BAGUIO CITY, Philippines–A venerable institution in Baguio City staved off what could have been the first labor crisis in the Cordillera region.

The Baguio Country Club and its employees union have signed a new collective bargaining agreement, after almost six months of heated negotiations that led the club management to install armed security guards with anti-riot shields outside the club gates during the Holy Week.


Dubbed the “Paradise of the Cordilleras”, the Baguio Country Club boasts more than a century-old treasure trove of colorful history intertwined with that of Baguio City and the Philippines.

Anthony de Leon, the club’s general manager, and Ronald Rivera, president of the Baguio Country Club Employees League (BCCEL), on Wednesday signed the CBA that grants workers a monthly pay hike of P600 retroactive to July 1, 2010; a new monthly salary hike of P400 on July 1 this year; and a third monthly wage hike of P100 on July 1, 2012.


The strike notice filed by the BCCEL was considered the only major labor dispute recorded in the region since January by the Department of Labor and Employment.

But labor officials are monitoring reports that a major mining firm is terminating more than 400 workers this month to concentrate on the redevelopment of its gold and copper mine project.

The Lepanto Consolidated Mining Corp. is implementing a top-to-bottom retrenchment of 435 employees, who are close to the retirement age, while the firm begins improving its underground operations for six months, said Knestor Godino, manager of the Lepanto mining division’s administrative service office.

The tunnels need to be improved to increase operational efficiency, he said.

The retrenchment will take effect on June 3, but Lepanto began paying its terminated employees their separation benefits on May 5 until May 7, he said.

Despite the retrenchments, the company will still operate with 900 employees, he said.

The Lepanto Employees Union (LEU) and the Lepanto Security Force Employees Union have protested the latest retrenchments, arguing that they were undertaken in the middle of CBA negotiations.


The unions filed a strike notice in 2010 over unpaid wages amounting to P254 million, but the employees backed down to allow the CBA negotiations to proceed, according to labor department officials.

The last Lepanto CBA expired in November 2010.

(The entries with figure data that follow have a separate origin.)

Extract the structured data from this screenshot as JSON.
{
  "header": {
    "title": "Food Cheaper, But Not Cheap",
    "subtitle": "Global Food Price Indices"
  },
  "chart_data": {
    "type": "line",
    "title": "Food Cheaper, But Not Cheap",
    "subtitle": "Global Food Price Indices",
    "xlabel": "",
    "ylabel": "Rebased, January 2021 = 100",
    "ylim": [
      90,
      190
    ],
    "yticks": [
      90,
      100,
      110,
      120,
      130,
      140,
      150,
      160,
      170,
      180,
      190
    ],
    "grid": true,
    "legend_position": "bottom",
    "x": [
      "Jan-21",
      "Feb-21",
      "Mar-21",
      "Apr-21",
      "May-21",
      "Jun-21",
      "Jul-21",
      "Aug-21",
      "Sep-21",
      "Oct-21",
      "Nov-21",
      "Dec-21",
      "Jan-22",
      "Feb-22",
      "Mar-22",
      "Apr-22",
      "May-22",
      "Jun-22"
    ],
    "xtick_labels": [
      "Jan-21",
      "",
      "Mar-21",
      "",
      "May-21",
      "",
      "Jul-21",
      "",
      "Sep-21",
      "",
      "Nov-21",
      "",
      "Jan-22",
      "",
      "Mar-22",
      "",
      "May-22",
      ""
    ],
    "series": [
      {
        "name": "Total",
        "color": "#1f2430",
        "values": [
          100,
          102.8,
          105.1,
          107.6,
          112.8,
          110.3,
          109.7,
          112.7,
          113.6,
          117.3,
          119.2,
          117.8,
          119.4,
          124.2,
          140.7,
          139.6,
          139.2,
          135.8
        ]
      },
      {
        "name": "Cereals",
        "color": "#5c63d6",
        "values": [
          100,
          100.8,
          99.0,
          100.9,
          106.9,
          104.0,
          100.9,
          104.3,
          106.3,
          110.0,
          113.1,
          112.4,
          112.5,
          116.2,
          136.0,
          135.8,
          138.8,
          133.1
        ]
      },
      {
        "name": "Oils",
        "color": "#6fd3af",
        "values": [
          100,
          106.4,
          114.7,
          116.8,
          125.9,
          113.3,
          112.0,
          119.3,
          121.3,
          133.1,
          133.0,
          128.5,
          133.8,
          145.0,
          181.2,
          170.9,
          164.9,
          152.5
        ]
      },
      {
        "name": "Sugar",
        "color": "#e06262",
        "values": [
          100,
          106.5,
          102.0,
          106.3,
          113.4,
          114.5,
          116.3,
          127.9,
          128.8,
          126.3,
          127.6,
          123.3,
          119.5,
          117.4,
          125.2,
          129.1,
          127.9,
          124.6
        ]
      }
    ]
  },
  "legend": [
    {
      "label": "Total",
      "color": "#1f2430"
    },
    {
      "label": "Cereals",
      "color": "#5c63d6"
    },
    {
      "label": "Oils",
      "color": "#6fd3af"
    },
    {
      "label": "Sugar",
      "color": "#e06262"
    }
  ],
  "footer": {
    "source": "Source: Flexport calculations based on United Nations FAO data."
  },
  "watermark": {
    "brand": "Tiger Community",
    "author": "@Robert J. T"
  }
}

In a statement, the militant Kilusang Mayo Uno (KMU) described the retrenchment “as bargaining in bad faith as it is done in the midst of the negotiation for a new collective bargaining agreement… [and] clearly shows how the management disregards its corporate social responsibility.”

The KMU also said that “the whole membership of the Security Force Union [would be] wiped out [by] this retrenchment.”

The Mines and Geosciences Bureau has not been informed officially about Lepanto’s plans. However, government engineers were advised that Lepanto would discontinue production from its underground tunnels to allow its experts to expand operations there, according to an MGB official.

The official sought anonymity because he was not authorized to reveal details about the Lepanto development plan.

Lepanto’s Godino said the company “is not shutting down operations” despite the temporary closure of its underground tunnels.

The source confirmed this. “The company has decided to improve its tunnels so it will stop work there for the meantime, so they can tunnel down to new reserves and improve the older tunnels. They operated while they explored the tunnels, so eventually they would have to stop and improve the tunnels for security and for efficiency,” he said.

The mines bureau source said Lepanto was taking this risk because of high metals prices in the world market.

“They calculated that the prices are high enough so the company can start processing broken rocks containing gold and copper of marginal grade, which were stored for years in a waste area. Before prices went up, processing these marginal-grade rocks would not be profitable,” the source said.